Guest Blog Writer: Jojo, she fell in love with Lanikai back in 2006 on her first trip to Hawaii. Her favorite product is the Hawaiian Lavender Facial Spray. “A spritz on my face is refreshing yet relaxing…not to mention, the spray is wonderful when I get a little too much sun!”

If you’ve ever visited Hawaii (or if you’re lucky to be living here) you’re sure to have seen the Ti plant (Kī in Hawaiian).

This miracle plant is frequently used as an accent plant in landscaping and has played a very important role in our gardens for centuries.

Their dramatic foliage is eye-catching and ranges in color.

It is known as the tree of kings, and many believe that it is a good luck plant.

Ti is heat tolerant and bathes in the Hawaiian sun, coming in a rainbow of colors, a painter’s palettes dream. “Oahu Rainbow” and “Firebrand” brilliantly describe their show-stopping foliage displays. Ti thrives in moist, semi-shaded areas in wet valleys and forests on all of the major Hawaiian Islands except Kaho’olawe.

If you’re thinking of planting Ti, the Cordyline species are known to do best as an indoor potted plant.

Ti leaves are the perfect material for wrapping and carrying items.

This past Christmas, one of my dearest friends, Jen, presented me with a gift so beautifully wrapped which I kid you not, was nearly impossible to open!

Jen and I met back in 2010. I lived in a studio attached to the main house where she lived. I began to babysit her kids and we all formed a tight bond. So much so that Emma, her daughter, ended up being my flower girl at my wedding! When the military moved us, I really wasn’t sure when the next time we would see each other would be…just so happens, in 2019, the island pulled us back and welcomed us with a warm embrace.

Recently, (while practicing safe social distancing- of course), Jen taught me the art of Makana.

You can use this method to create a waste-free gift wrap for Father’s Day, any Holiday Season, or celebration for that matter!

Throughout the years, Jen has taught her kids to take care of the Aina (land). They have learned invaluable skills and life lessons through the Aina in Schools Program by Kokua Hawaii Foundations, created by Jack Johnson. The curriculum covers topics from nutrition, gardening, waste reduction, and beyond.

“Have fun foraging” Jen says.  “If you don’t have Ti leaves in your area, don’t despair! Grab your garden clippers and a dirt friendly tote and find some gift-worthy greenery in your backyard, woods, or your favorite park.”
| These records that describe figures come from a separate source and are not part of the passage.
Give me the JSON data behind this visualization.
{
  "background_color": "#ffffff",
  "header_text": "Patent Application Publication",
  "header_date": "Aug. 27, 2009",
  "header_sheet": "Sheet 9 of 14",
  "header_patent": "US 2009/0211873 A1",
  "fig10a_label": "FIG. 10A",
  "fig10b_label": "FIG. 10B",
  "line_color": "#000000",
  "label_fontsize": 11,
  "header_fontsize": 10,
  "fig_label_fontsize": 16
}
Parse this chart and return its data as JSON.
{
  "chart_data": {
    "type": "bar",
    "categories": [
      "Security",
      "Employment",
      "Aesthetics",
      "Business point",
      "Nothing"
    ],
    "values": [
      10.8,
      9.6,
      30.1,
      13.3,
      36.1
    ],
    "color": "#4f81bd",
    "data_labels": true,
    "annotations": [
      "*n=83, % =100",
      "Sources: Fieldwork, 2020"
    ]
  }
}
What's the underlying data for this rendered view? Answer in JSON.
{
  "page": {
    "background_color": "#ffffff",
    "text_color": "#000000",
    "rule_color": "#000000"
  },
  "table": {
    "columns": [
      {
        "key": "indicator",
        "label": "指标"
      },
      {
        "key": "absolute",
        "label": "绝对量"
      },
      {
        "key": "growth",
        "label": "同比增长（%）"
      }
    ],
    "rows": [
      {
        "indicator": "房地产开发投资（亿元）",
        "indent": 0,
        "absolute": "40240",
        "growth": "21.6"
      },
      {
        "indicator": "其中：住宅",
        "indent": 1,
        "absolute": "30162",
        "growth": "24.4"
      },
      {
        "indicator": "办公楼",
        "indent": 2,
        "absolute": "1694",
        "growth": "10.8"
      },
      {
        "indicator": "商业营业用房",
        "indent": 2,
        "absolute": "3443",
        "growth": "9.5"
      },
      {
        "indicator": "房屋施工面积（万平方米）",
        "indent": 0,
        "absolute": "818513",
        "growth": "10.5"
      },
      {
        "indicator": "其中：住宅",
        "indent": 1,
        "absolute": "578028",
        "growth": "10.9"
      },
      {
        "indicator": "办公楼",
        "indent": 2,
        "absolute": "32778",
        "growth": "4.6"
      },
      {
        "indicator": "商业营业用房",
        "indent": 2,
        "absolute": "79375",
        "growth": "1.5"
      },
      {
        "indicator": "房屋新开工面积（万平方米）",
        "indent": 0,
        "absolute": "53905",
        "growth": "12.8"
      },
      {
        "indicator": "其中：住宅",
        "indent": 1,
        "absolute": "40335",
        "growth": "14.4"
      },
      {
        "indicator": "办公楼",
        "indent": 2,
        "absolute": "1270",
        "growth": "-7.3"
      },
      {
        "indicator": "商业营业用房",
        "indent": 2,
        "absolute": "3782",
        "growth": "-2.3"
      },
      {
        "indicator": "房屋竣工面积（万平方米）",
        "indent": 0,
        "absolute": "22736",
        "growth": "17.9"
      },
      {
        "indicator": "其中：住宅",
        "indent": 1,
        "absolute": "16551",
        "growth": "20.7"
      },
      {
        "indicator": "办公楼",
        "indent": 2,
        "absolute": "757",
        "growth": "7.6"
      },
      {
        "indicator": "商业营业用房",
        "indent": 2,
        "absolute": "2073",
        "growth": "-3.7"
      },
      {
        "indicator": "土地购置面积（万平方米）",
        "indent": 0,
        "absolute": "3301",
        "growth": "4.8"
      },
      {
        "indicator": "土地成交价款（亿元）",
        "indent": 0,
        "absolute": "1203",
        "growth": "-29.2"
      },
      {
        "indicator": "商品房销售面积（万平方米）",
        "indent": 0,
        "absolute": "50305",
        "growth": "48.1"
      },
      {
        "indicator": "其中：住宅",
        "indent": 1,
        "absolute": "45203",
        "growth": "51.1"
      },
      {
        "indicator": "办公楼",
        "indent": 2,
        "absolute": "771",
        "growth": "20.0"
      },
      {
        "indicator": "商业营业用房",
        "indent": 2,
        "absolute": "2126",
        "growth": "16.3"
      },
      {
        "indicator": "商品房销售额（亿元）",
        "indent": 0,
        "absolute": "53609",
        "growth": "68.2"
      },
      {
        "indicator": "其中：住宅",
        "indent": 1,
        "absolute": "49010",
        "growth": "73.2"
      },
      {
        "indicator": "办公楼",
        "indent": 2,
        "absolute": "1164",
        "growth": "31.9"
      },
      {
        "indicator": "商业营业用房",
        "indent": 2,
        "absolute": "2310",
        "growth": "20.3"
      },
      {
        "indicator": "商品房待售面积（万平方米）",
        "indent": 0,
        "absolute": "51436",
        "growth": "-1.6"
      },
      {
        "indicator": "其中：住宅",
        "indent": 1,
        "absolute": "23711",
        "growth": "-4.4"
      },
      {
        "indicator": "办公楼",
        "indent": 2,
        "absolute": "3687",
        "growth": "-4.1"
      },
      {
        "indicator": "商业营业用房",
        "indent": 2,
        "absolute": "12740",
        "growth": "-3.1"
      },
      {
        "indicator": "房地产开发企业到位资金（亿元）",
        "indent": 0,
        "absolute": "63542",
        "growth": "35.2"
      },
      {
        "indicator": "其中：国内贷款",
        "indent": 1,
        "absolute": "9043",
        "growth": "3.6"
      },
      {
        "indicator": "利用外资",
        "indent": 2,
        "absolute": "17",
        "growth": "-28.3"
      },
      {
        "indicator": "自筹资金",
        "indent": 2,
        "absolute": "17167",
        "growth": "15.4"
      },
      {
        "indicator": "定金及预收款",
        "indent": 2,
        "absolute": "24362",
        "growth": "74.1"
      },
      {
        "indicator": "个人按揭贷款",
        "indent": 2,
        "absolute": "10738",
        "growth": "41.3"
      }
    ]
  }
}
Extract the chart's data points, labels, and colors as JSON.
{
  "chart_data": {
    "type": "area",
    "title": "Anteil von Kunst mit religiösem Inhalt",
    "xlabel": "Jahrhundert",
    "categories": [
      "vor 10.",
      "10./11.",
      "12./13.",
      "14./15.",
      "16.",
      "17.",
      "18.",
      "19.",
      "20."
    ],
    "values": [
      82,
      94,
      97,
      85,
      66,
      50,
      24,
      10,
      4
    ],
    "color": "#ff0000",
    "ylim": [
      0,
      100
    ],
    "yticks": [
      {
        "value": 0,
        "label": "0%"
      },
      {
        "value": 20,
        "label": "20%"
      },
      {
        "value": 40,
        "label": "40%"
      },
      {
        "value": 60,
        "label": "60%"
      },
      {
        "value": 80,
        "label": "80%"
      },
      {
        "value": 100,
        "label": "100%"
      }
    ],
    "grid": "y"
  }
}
You’ll notice two styles of wrapping, one for small gifts and another for larger items or a bundle.

Wrap for small gifts:

  • Lay a deboned ti leaf shiny side down and roll the kī cutting kī until you reach the stem.
  • Split the end of the stem down the middle until it reaches the leaf. The two halves will be used to tie a knot. Carefully twist the stems with your fingers.
  • Wrap the Stems around the gift.
  • Tighten with a knot.

Let Mother Nature take center stage! Use accents as Jen did to add color to the wrap.

Wrap for large gifts:

The word Pu`olo, means bundle or parcel. Pu`olo has been used since ancestral Hawaiian times to bundle food and other items.

For this style of wrapping, you’ll need 8-10 large la’i (ti) leaves.

  • Have each of the ti leaves facing out.
  • Use floral wire, or as strong twist tie to hold the stems together.
  • Spread the ti leaves (bottom side up) so they lay flat on the ground/work surface.
  • Place your items on each ti leaf, close to the stems, then carefully gather the ends of each leave together in the center and secure them together with floral wire, twist tie, twine, station ribbon, or perhaps bakers twine…be creative and resourceful!

My dear friend Jen, Mahalo for being such a beautiful soul, your Makana (gift) of friendship is one I treasure dearly.